CPU memory configuration affects GPU to CPU transfer rates

Has any ever seen the system CPU memory configuration making a huge difference on the performance of the transfer rate from GPU to CPU? Before you answer yes (duh!), let me explain that the basic specs of the RAM are the same - 1600 DDR3, ECC, etc. The rank is different, the size is different, the CAS latency may be marginally different. When we run our program, the memory transfer normally takes less than 5ms to complete (it’s a big chunk of data). However, with a little variation in the memory (i.e. rank), we sometimes see the memory transfer take more than 20 ms. That’s a huge difference for such a little change. Anyone have any ideas?

In a transfer between the host and the device (in either direction), the system memory serves as either source or destination, so it is entirely possible that the performance of the system memory can influence the throughput of host/device transfers.

This applies even more when the transfer is from pageable (unpinned) host memory, as such transfers require a copy inside the system memory, from the user memory to a pinned DMA buffer manintained by the driver (or vice versa). When running with PCIe gen3 transfers, it is possible for bandwidth requirements of host/device transfers to exceed available system memory bandwidth.

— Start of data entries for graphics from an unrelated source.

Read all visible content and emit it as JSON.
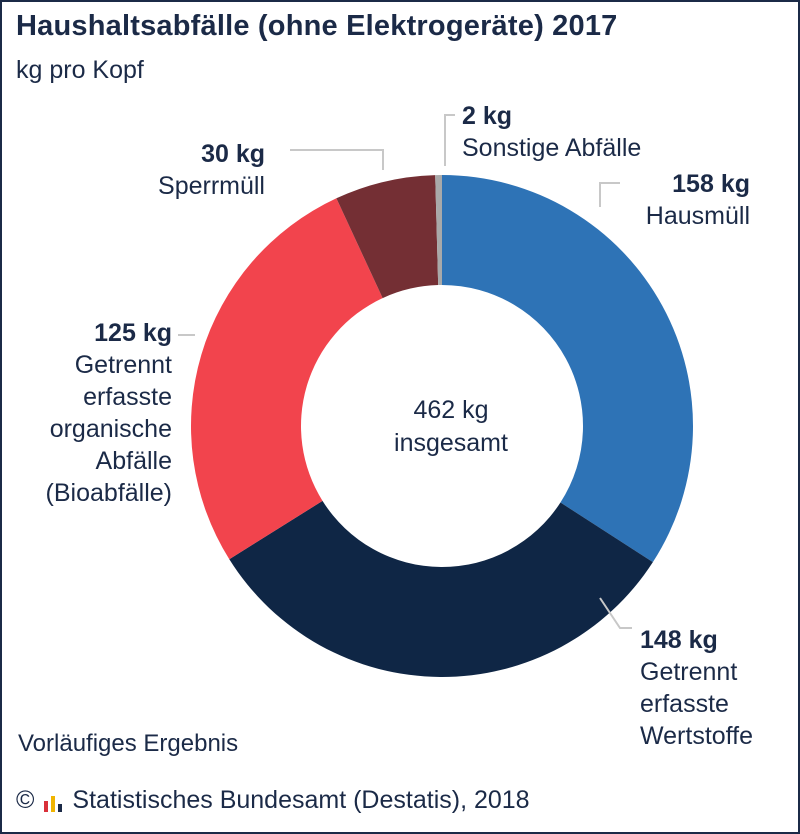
{
  "title": "Haushaltsabfälle (ohne Elektrogeräte) 2017",
  "subtitle": "kg pro Kopf",
  "note": "Vorläufiges Ergebnis",
  "source": {
    "copyright_symbol": "©",
    "text": "Statistisches Bundesamt (Destatis), 2018"
  },
  "chart_data": {
    "type": "pie",
    "donut": true,
    "unit": "kg",
    "center_label": [
      "462 kg",
      "insgesamt"
    ],
    "total": 462,
    "series": [
      {
        "name": "Hausmüll",
        "value": 158,
        "value_label": "158 kg",
        "label_lines": [
          "Hausmüll"
        ],
        "color": "#2e73b6"
      },
      {
        "name": "Getrennt erfasste Wertstoffe",
        "value": 148,
        "value_label": "148 kg",
        "label_lines": [
          "Getrennt",
          "erfasste",
          "Wertstoffe"
        ],
        "color": "#0f2645"
      },
      {
        "name": "Getrennt erfasste organische Abfälle (Bioabfälle)",
        "value": 125,
        "value_label": "125 kg",
        "label_lines": [
          "Getrennt",
          "erfasste",
          "organische",
          "Abfälle",
          "(Bioabfälle)"
        ],
        "color": "#f2444d"
      },
      {
        "name": "Sperrmüll",
        "value": 30,
        "value_label": "30 kg",
        "label_lines": [
          "Sperrmüll"
        ],
        "color": "#742f34"
      },
      {
        "name": "Sonstige Abfälle",
        "value": 2,
        "value_label": "2 kg",
        "label_lines": [
          "Sonstige Abfälle"
        ],
        "color": "#a9a9a9"
      }
    ],
    "legend": "none"
  },
  "colors": {
    "frame": "#1b2a47",
    "text": "#1b2a47",
    "leader_line": "#c8c8c8",
    "logo_red": "#d9303a",
    "logo_yellow": "#f0b400",
    "logo_dark": "#1b2a47"
  }
}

Additional issues exist in multi-socket systems, where transfers from/to GPU may involve either the “near” or the “far” CPU. Since each CPU has its own memory controller, there is likewise “near” and “far” system memory and transfers to/from the “far” memory would tend to be slower. You would want to carefully control CPU and memory affinity, for example with numactl under Linux.

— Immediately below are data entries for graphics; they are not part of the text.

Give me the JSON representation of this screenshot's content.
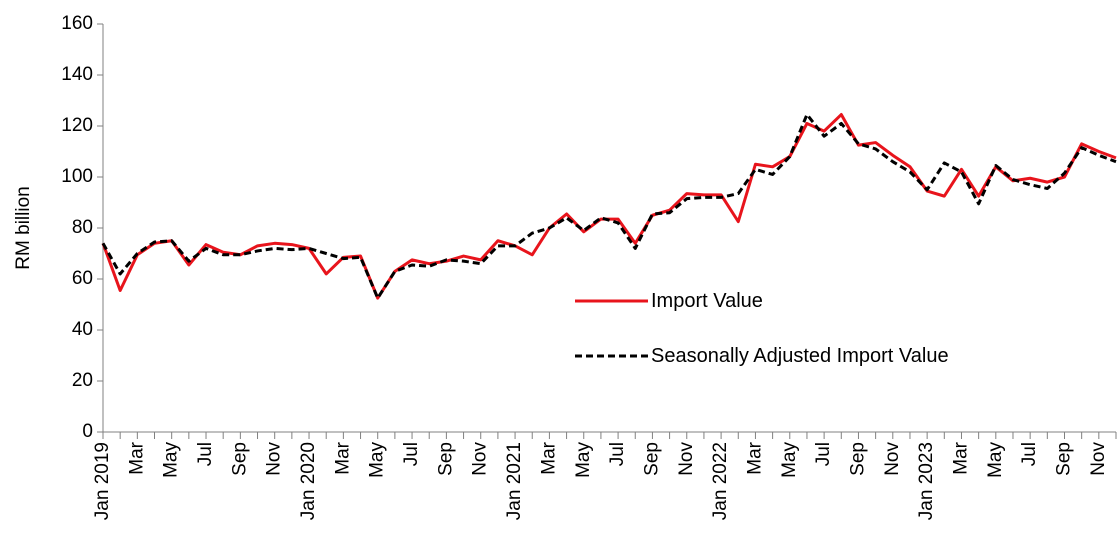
{
  "chart_data": {
    "type": "line",
    "y_label": "RM billion",
    "categories": [
      "Jan 2019",
      null,
      "Mar",
      null,
      "May",
      null,
      "Jul",
      null,
      "Sep",
      null,
      "Nov",
      null,
      "Jan 2020",
      null,
      "Mar",
      null,
      "May",
      null,
      "Jul",
      null,
      "Sep",
      null,
      "Nov",
      null,
      "Jan 2021",
      null,
      "Mar",
      null,
      "May",
      null,
      "Jul",
      null,
      "Sep",
      null,
      "Nov",
      null,
      "Jan 2022",
      null,
      "Mar",
      null,
      "May",
      null,
      "Jul",
      null,
      "Sep",
      null,
      "Nov",
      null,
      "Jan 2023",
      null,
      "Mar",
      null,
      "May",
      null,
      "Jul",
      null,
      "Sep",
      null,
      "Nov",
      null
    ],
    "series": [
      {
        "name": "Import Value",
        "color": "#e8141c",
        "dash": false,
        "values": [
          74,
          55.5,
          69.5,
          74,
          75,
          65.5,
          73.5,
          70.5,
          69.5,
          73,
          74,
          73.5,
          72,
          62,
          68.5,
          69,
          52.5,
          63,
          67.5,
          66,
          67,
          69,
          67.5,
          75,
          73,
          69.5,
          80,
          85.5,
          78.5,
          83.5,
          83.5,
          74,
          85,
          87,
          93.5,
          93,
          93,
          82.5,
          105,
          104,
          108,
          121,
          118,
          124.5,
          112.5,
          113.5,
          108.5,
          104,
          94.5,
          92.5,
          103,
          92.5,
          104,
          98.5,
          99.5,
          98,
          100,
          113,
          110,
          107.5
        ]
      },
      {
        "name": "Seasonally Adjusted Import Value",
        "color": "#000000",
        "dash": true,
        "values": [
          74,
          62,
          70,
          74.5,
          75,
          67,
          72,
          69.5,
          69.5,
          71,
          72,
          71.5,
          72,
          70,
          68,
          68.5,
          52.5,
          63,
          65.5,
          65,
          67.5,
          67,
          66,
          73,
          73,
          78,
          80,
          84,
          79,
          84,
          82,
          72,
          85.5,
          86,
          91.5,
          92,
          92,
          93.5,
          103,
          101,
          108,
          124.5,
          116,
          121,
          113,
          111,
          106,
          102,
          95,
          105.5,
          102,
          89.5,
          104.5,
          99,
          97,
          95.5,
          101.5,
          111.5,
          108.5,
          106
        ]
      }
    ],
    "ylim": [
      0,
      160
    ],
    "yticks": [
      0,
      20,
      40,
      60,
      80,
      100,
      120,
      140,
      160
    ],
    "grid": false
  }
}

Note that host/device transfers speeds are dependent on the size of the transferred data, due to fixed overheads. Reaching peak transfer rates typically requires copying chunks of several MB.

You may want to compare the system memory performance in isolation (for example with STREAM) to see whether there are any significant performance differences between the two machines. There could be SBIOS configuration issues on one of the systems that reduce system memory performance.